Solange jedoch auf den Finanzmärkten die Erwartung vorherrscht, die Zentralbanken unter Führung der Fed werden fortan die Konjunkturen und Finanzmärkte "im Notfall" erfolgreich stützen, und dass es dabei auch gelingen wird, das System ohne inflationäre Schübe zu kurieren, bleibt natürlich auch die Nachfrage nach Gold zu Absicherungszwecken verhalten. Das jedoch bietet eine attraktive Chance für anti-zyklisch handelnde Anleger: Denn nach wie vor scheint Gold (in USD/oz) günstig zu sein (Abb. 4 b).
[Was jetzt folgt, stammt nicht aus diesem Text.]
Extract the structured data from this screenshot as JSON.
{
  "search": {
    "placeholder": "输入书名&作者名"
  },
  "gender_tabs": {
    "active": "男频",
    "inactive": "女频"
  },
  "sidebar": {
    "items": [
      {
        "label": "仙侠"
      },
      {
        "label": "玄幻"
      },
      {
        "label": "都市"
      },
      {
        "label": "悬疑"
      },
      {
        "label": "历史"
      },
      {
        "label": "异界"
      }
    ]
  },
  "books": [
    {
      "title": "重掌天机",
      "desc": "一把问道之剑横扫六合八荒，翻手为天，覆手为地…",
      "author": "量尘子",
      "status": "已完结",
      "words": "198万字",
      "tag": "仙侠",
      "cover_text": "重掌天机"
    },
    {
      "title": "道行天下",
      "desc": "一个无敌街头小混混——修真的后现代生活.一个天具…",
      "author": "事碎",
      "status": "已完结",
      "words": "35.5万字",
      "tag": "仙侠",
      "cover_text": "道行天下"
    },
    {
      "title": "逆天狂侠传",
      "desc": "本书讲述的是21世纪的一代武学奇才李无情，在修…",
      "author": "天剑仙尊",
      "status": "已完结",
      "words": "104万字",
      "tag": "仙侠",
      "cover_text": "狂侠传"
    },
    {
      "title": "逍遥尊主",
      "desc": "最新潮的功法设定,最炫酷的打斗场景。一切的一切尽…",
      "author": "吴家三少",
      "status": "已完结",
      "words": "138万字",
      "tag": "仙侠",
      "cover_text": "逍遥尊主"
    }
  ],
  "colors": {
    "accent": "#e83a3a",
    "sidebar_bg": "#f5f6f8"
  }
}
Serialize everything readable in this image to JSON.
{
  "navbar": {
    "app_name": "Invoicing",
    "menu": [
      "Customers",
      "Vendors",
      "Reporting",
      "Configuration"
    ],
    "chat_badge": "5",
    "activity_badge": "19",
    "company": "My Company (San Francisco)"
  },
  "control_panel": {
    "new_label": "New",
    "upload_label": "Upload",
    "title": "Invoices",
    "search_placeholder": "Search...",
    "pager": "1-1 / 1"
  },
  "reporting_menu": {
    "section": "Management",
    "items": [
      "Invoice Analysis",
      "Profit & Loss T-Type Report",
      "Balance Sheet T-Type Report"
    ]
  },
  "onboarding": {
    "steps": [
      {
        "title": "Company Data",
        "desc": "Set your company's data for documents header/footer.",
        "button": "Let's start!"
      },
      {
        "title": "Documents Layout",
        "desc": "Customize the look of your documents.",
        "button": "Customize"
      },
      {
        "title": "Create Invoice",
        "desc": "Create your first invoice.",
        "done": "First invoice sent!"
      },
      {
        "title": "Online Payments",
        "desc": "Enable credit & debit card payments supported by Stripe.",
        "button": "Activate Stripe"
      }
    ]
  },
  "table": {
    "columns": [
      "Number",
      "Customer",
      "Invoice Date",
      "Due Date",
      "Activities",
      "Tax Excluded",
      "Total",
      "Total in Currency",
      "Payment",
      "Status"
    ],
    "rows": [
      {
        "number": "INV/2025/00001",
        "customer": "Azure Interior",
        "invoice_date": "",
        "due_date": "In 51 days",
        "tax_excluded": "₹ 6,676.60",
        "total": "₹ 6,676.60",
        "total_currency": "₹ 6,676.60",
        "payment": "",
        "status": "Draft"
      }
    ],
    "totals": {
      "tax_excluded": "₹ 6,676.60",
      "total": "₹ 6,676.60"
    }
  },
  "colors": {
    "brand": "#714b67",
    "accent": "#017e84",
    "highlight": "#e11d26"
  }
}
Sollten Risikofaktoren schlagend werden (wie zum Beispiel die Sorge vor Zahlungsausfällen und/oder aufkeimender Inflation), dürfte die obige (sehr vorsichtige) Schätzung das Aufwertungspotential des Goldpreises durchaus unterschätzen. Anleger, die einen Teil ihres Vermögens in liquiden Mittel zu halten wünschen, haben also gute Gründe darüber nachzudenken, ihn auch in der "Währung Gold" zu halten - eine Disposition die sich zumindest langfristig auszahlen dürfte, egal ob die Fed den gegenwärtigen Boom noch etwas in Gang hält oder ihn bald zum Einsturz bringt.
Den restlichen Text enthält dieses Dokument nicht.